O "nerd" que se transformou no pior pesadelo de Hollywood

Harvey Levin é o fundador do site TMZ, a "bíblia" do showbiz norte-americano a que são atribuídos os grandes exclusivos do mundo das celebridades. Ex-advogado, não esconde que o seu modelo de negócio passa por paparazzi e fontes pagas

25 de junho de 2009. "Michael Jackson morreu". A notícia foi publicada às 17.20, cerca de três horas depois de declarada a morte (às 14.26) do rei da pop, e viria a confirmar o que já se sabia: Hollywood chega quase sempre em primeira mão ao site TMZ. Tinha sido assim com a detenção de Mel Gibson, em 2006, e voltaria a acontecer depois em várias ocasiões. A mais recente: o divórcio de Angelina Jolie e Brad Pitt.

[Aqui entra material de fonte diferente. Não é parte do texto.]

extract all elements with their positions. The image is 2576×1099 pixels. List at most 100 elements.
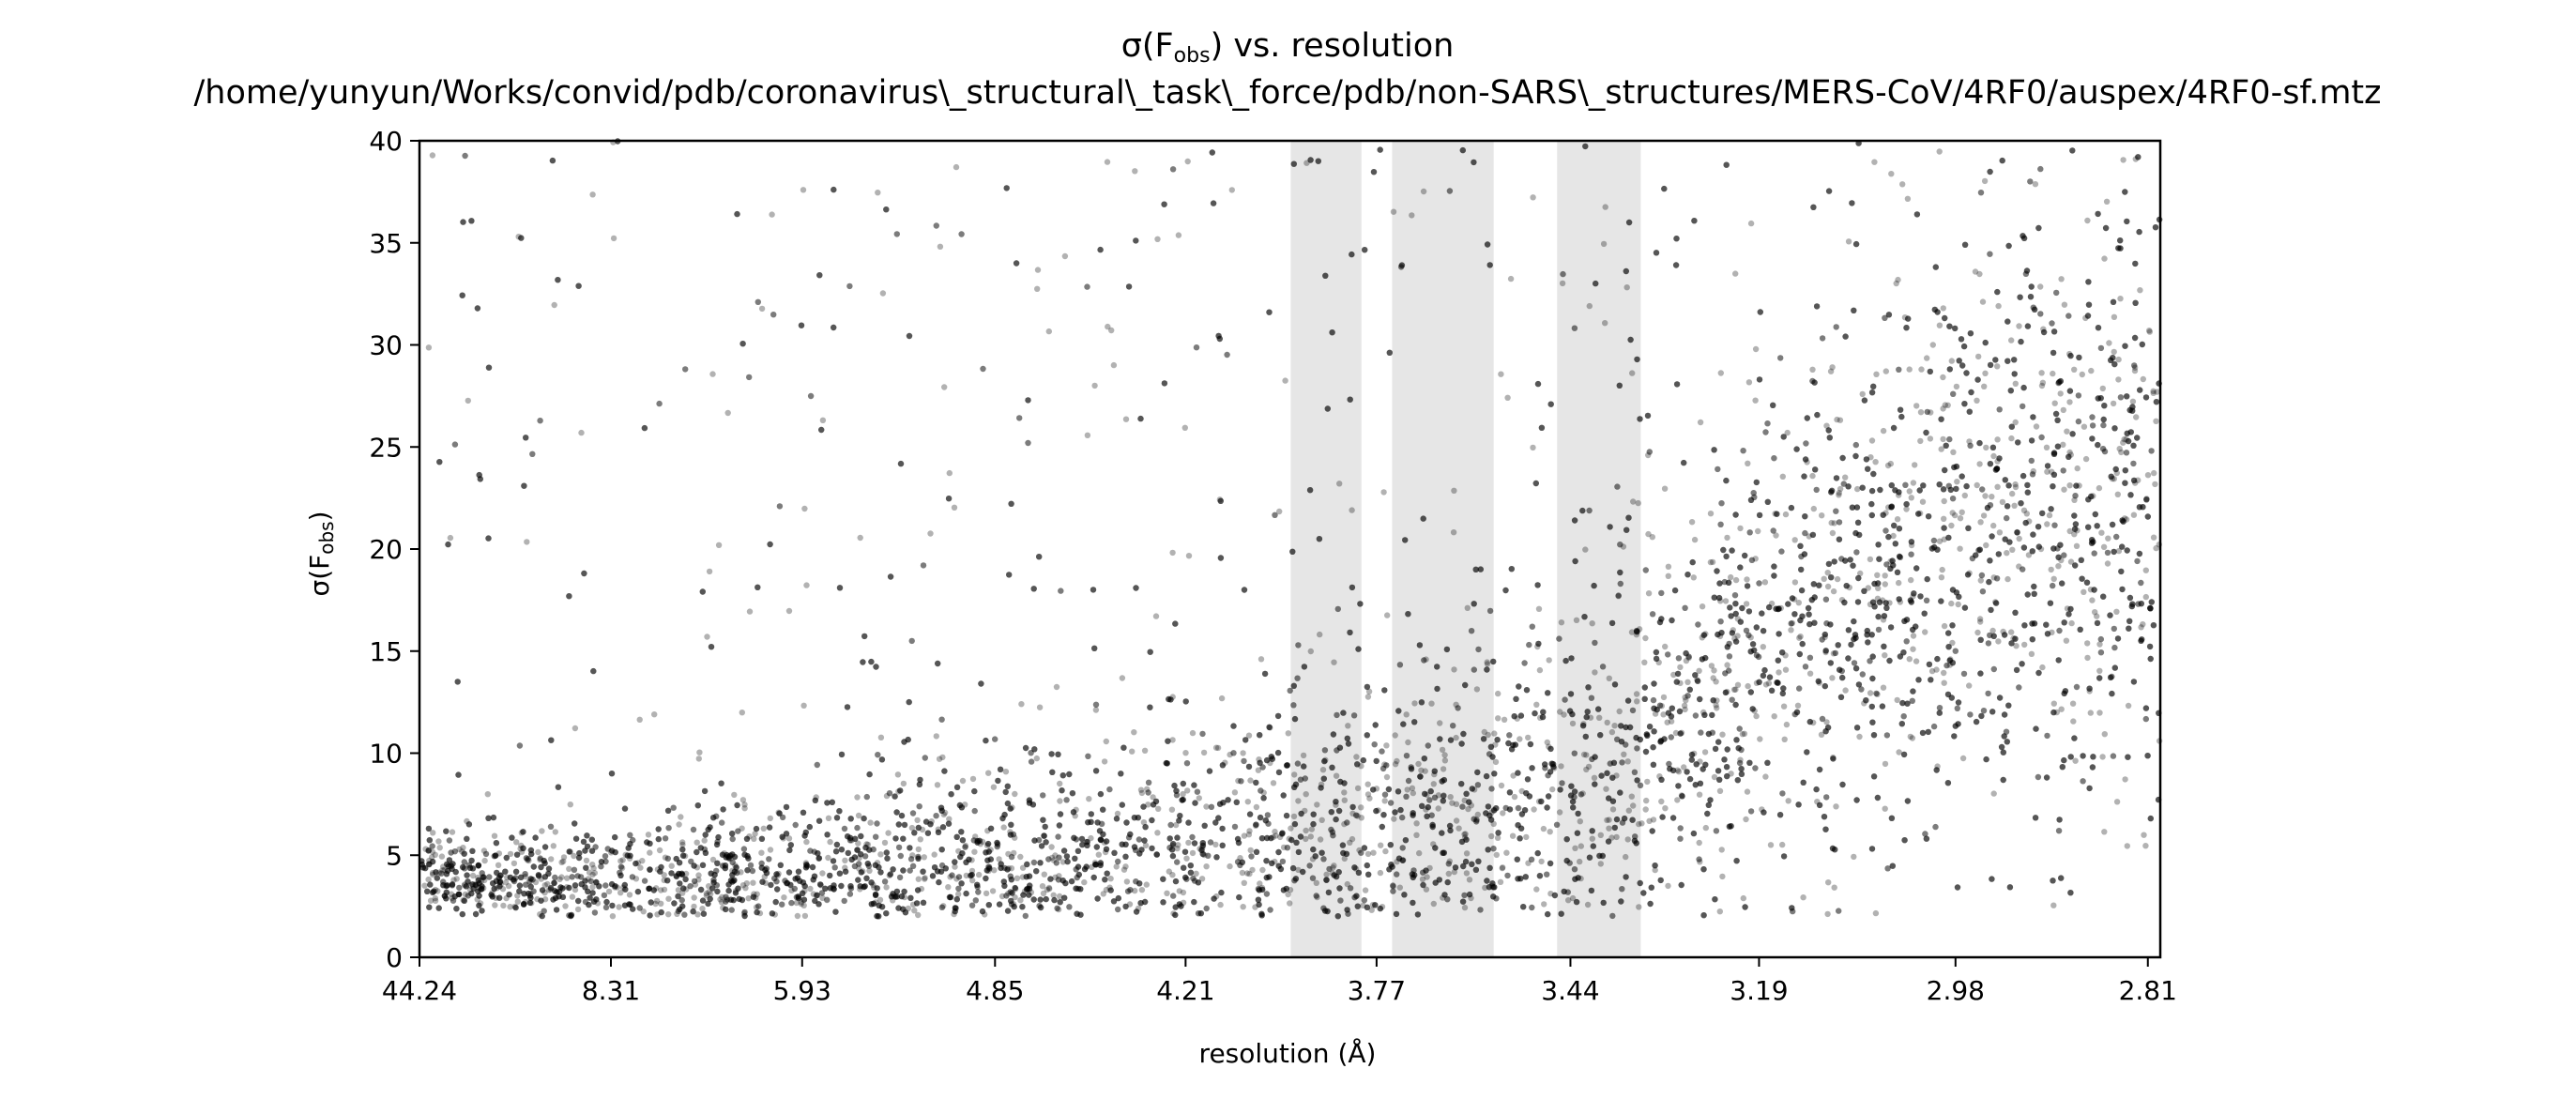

Por detrás desta máquina de fabricar exclusivos está Harvey Levin. Tem 66 anos, nasceu em Los Angeles como um "judeu nerd", cita o Buzzfeed, e não se pode definir apenas como fundador (em 2005 com Jim Paratore) e diretor do site daquelas celebridades. Levin tem no seu currículo a apresentação e produção em TV (venceu um prémio Emmy com The People"s Court) e, mais importante do que qualquer outra atividade, a carreira de advogado.

Terá sido a sua experiência em tribunais da Califórnia entre 1975 e 1996, somada aos anos em que lecionou advocacia em universidades nos EUA, aos conselhos legais que deu em programas de rádio, às colunas de opinião no Los Angeles Times e na Time e ao acompanhamento que fez em televisão de casos de justiça - como o julgamento de O.J. Simpson para a KCBS-TV - que lhe deram visibilidade. E também a alcunha de Doutor Lei.

O facto de se ter movido nos meandros do sistema judicial norte-americano permite-lhe ter acesso a informação privilegiada. Foi o seu site que deu a conhecer o divórcio de Banderas e Melanie Griffith, a fotografia de Rihanna agredida por Chris Brown ou a morte da atriz Brittany Murphy.

"É preciso reconhecer que o TMZ escarafuncha nos baldes de lixo dos famosos como se estivesse a mexer em papéis do Pentágono. Parabéns, Harvey. Para o bem, e principalmente para o mal, agora o mundo jornalístico é teu", escrevia o crítico Brian Lowry, da revista Variety.

Os métodos utilizados pelo mentor da plataforma online nunca foram propriamente um segredo. Quando foi acusado de conseguir histórias apenas por recorrer a paparazzi que praticamente vivem à porta das casas das figuras públicas, não negou que o fazia, como nunca negou que paga às suas fontes. "Não podem ser só entrevistas, encontros com a imprensa e tapetes vermelhos. Isso soaria a falso", disse à Time.

Contou Harvey Levin que no início deste ano se assumiu homossexual e assim evitou que a sua vida privada fosse explorada na concorrência, que mesmo assim recusa "muitas histórias". "Todos temos princípios", justificou, dando como exemplo um vídeo de Justin Bieber que não publicou, em 2009, por o cantor ter apenas 15 anos.

O título do seu site não podia ser mais claro na definição dos seus objetivos. É que TMZ, propriedade da Time Warner, é a sigla de thirty mile zone, a "zona de 30 milhas" (cerca de 50 quilómetros) conhecida por ser o pulmão da indústria de Hollywood. O TMZ.com é o seu espelho.